Without Terrell Suggs, the Ravens won't be able to pressure the quarterback. Ray Lewis and Ed Reed are getting too old. The new outside linebackers won't be able to set the edge against the run. Now, it's all coming to fruition... right? Take deep breaths, folks. Hold your horses. Suggs-less, the Ravens have managed to amass eight sacks, which ranks eighth in the league. Ray Lewis, 25 pounds lighter and all over the field, is looking strong in every faze of his game. Ed Reed already has two interceptions, one of which he returned for a touchdown. And after giving up an alarming 91 yards to Cincinnati running back Benjarvus Green-Ellis, Baltimore held a much more talented LeSean McCoy to 81 yards, and held the Patriots to just 77 total rushing yards. It is undeniable that in 2012, the Ravens defense has not had as devastating an impact on opponents as Baltimore is used to.
However, with just three weeks down, throw the statistics out the window. The defense will be fine. Not because Suggs will come back and save the day (even if the 2011 defensive player of the year is able to return, he won't be in 2011 form.) There is a much more realistic reason for hope. The fact is, the Ravens defense is not lacking in talent or leadership, simply in experience and cohesiveness. The defensive line, held down by veteran Haloti Ngata, features a 2012 rotation of Arthur Jones, Terrance Cody, Pernell McPhee, and Ma'ake Kemoatu. Jones had recorded only one start going into this season, while second year McPhee had not started a game in the NFL. Kemoatu was cut by the Washington Redskins in July 2011, and did not play in the NFL last year. Cody did start in all 16 games last year, but is still a work in progress.
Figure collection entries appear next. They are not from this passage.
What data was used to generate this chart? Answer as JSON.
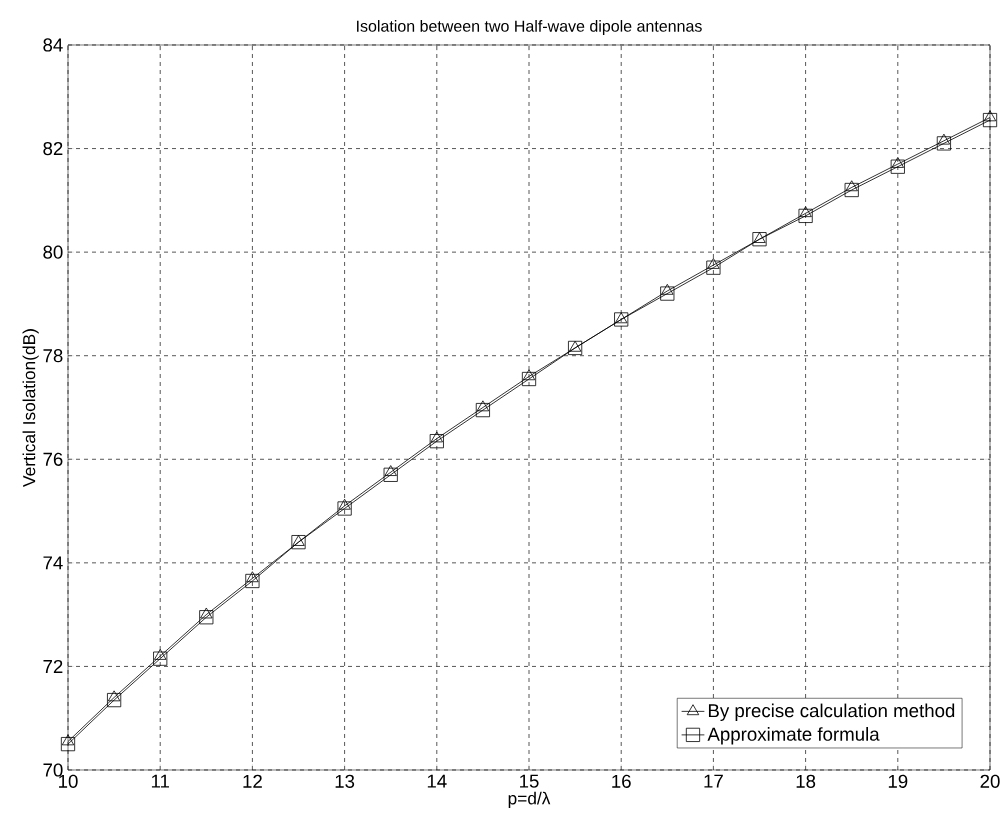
{
  "chart_data": {
    "type": "line",
    "title": "Isolation between two Half-wave dipole antennas",
    "xlabel": "p=d/λ",
    "ylabel": "Vertical Isolation(dB)",
    "x": [
      10,
      10.5,
      11,
      11.5,
      12,
      12.5,
      13,
      13.5,
      14,
      14.5,
      15,
      15.5,
      16,
      16.5,
      17,
      17.5,
      18,
      18.5,
      19,
      19.5,
      20
    ],
    "series": [
      {
        "name": "By precise calculation method",
        "color": "#000000",
        "marker": "triangle",
        "values": [
          70.55,
          71.4,
          72.2,
          73.0,
          73.7,
          74.4,
          75.1,
          75.75,
          76.4,
          77.0,
          77.6,
          78.15,
          78.7,
          79.25,
          79.75,
          80.25,
          80.75,
          81.25,
          81.7,
          82.15,
          82.6
        ]
      },
      {
        "name": "Approximate formula",
        "color": "#000000",
        "marker": "square",
        "values": [
          70.5,
          71.35,
          72.15,
          72.95,
          73.65,
          74.4,
          75.05,
          75.7,
          76.35,
          76.95,
          77.55,
          78.15,
          78.7,
          79.2,
          79.7,
          80.25,
          80.7,
          81.2,
          81.65,
          82.1,
          82.55
        ]
      }
    ],
    "xlim": [
      10,
      20
    ],
    "ylim": [
      70,
      84
    ],
    "xticks": [
      10,
      11,
      12,
      13,
      14,
      15,
      16,
      17,
      18,
      19,
      20
    ],
    "yticks": [
      70,
      72,
      74,
      76,
      78,
      80,
      82,
      84
    ],
    "grid": true,
    "legend": "bottom right",
    "line_style": "solid"
  }
}
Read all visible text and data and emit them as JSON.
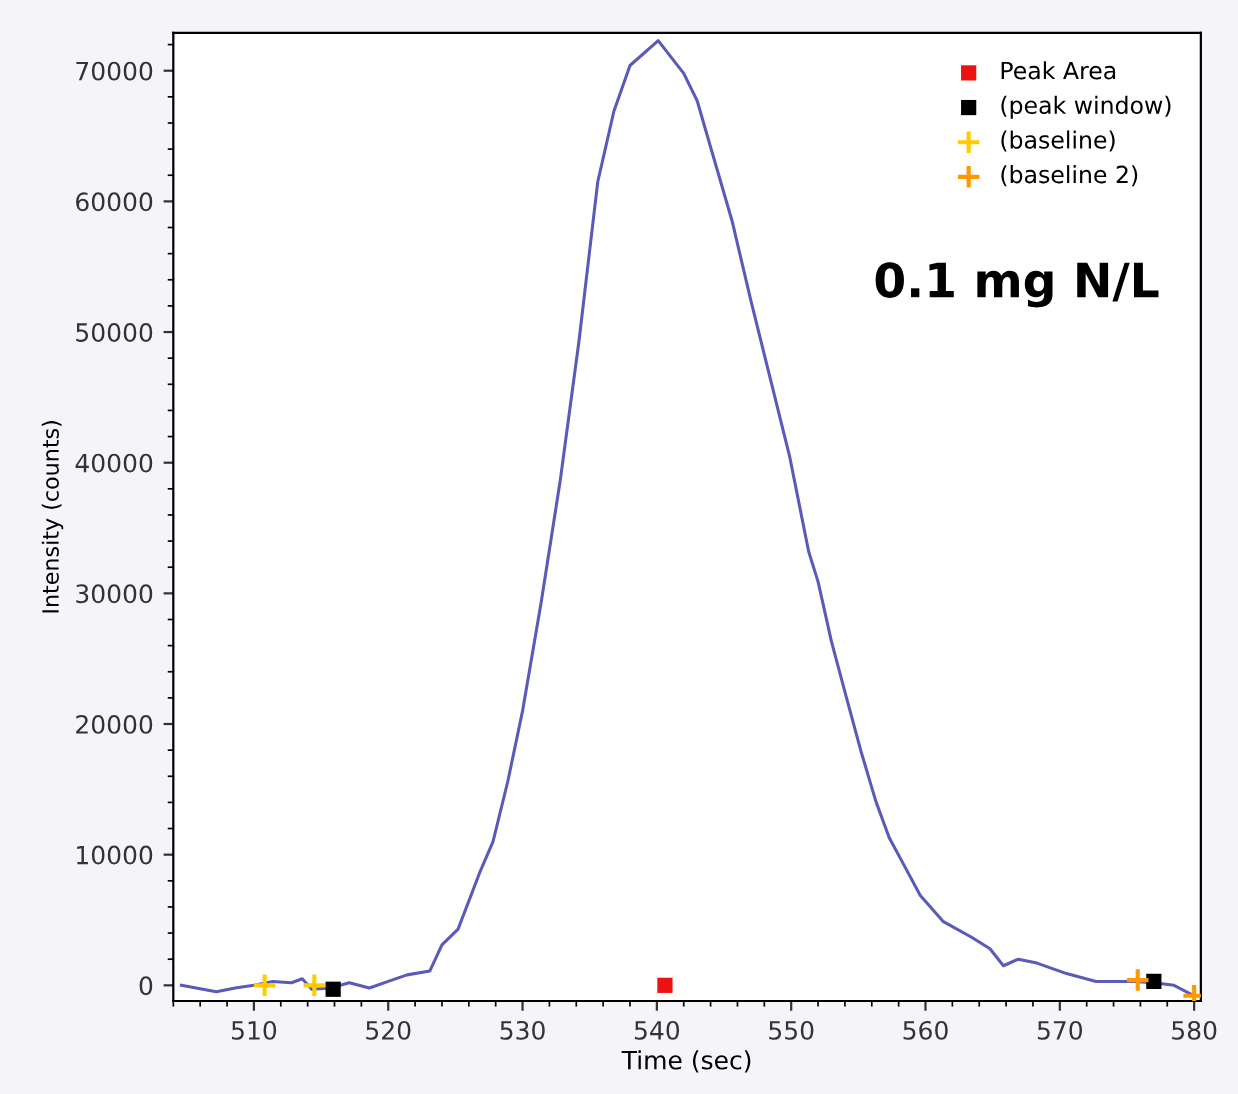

The linebacking corps went from featuring two longtime Ravens in Jarrett Johnson and Terrell Suggs, to showcasing Paul Kruger, Albert McClellan, and rookie Courtney Upshaw. Between the three of them, they had two total combined 2 starts heading into 2012. While the front seven are skinny on experience, the new starters are strong talents, and will continue to improve with experience. Just as importantly, the front seven will continue to grow as a single entity. The individuals are still becoming a group, and with Ray Lewis at the helm, there's little doubt communication and chemistry will build with every week. By late October, the Ravens defense should have a very different feel. Expect the reemergence of the intimidating bunch that at times has an organic quality to playmaking as a single force, a defense that is comfortable in its own skin—as parts and as a whole.